Като принял письмо. Небрежный почерк показался ему незнакомым. Буквы так плясали по бумаге, словно рука, державшая перо, дрожала от слабости.
Однако при виде печати у маркиза вырвалось недовольное восклицание. Его сводный брат.
— Пожалуй, нынче утром я не поеду кататься, Джебедия.
— Как вам угодно, милорд. — Конюх взял у хозяина уздечку и повел жеребца обратно в денник.
— Ах да, ты еще здесь. — Маркиз задержался на миг и глянул на забытого посыльного, который стоял в облаке собственного неровного дыхания, с покрасневшим от холода носом. — Ты что, служишь на почте в Йорке?
Малый утвердительно закивал.
— А я и не знал, что почта до сих пор работает.
— Она не то чтобы работает, милорд. Просто курьер пересекал границу вместе с лордом Левеном, и их милость помогли доставить почту в сохранности.
Като мрачно кивнул в знак понимания.
— Ступай на кухню. Пусть там позаботятся о тебе, прежде чем отправишься назад.
Маркиз прошествовал далее, через внутренний двор к большому донжону[1], где располагались хозяйские покои. Над заснеженными полями по ту сторону крепостного рва разлились звонкие звуки кавалерийского рожка. Им вторили гулкие команды сержантов и рокот барабанов. Однако грозный топот ополченцев, тренировавшихся на плацу, в который превратили обычное пшеничное поле, заглушал толстый слой снега.
Маркиз вошел в башню через узкую дверь. Укрепленные на крючьях факелы освещали древние стены из дикого камня и тяжелые плиты ровного пола. Несмотря на множество ковров и гобеленов, главный зал донжона поражал суровым обликом военной твердыни, на протяжении многих веков служившей надежным убежищем поколениям рода Грэнвиллов, которые оборонялись от вооруженных разбойников и мародеров, бесчинствовавших на границе Англии и Шотландии, а также от вражеских армий.
По каменной лестнице, вырубленной в стене, Като поднялся на второй этаж, и атмосфера сразу изменилась — стала уютнее.
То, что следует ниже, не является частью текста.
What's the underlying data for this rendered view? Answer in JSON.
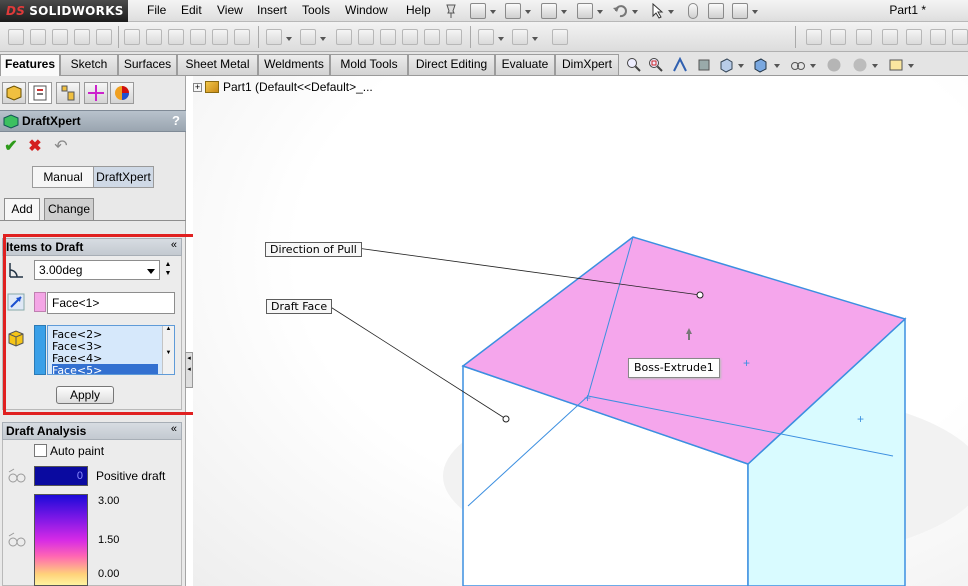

Здесь можно было позволить себе более широкие, застекленные окна, пропускавшие в помещение вдоволь воздуха и света. Толстые пушистые ковры на стенах и на полу приглушали звуки и сохраняли тепло. Пройдя по коридору, маркиз вошел в свой кабинет, устроенный в толще стены бастиона.
Там он снял теплый меховой плащ и кожаные перчатки для верховой езды. В камине ярко пылали дрова, и Като наклонился над ними, грея руки и медленно поворачиваясь к огню то одним боком, то другим, как овца на вертеле. Но вот, наконец пришло время сломать печать на конверте и узнать содержание письма от сводного брата.
Мой дорогой брат!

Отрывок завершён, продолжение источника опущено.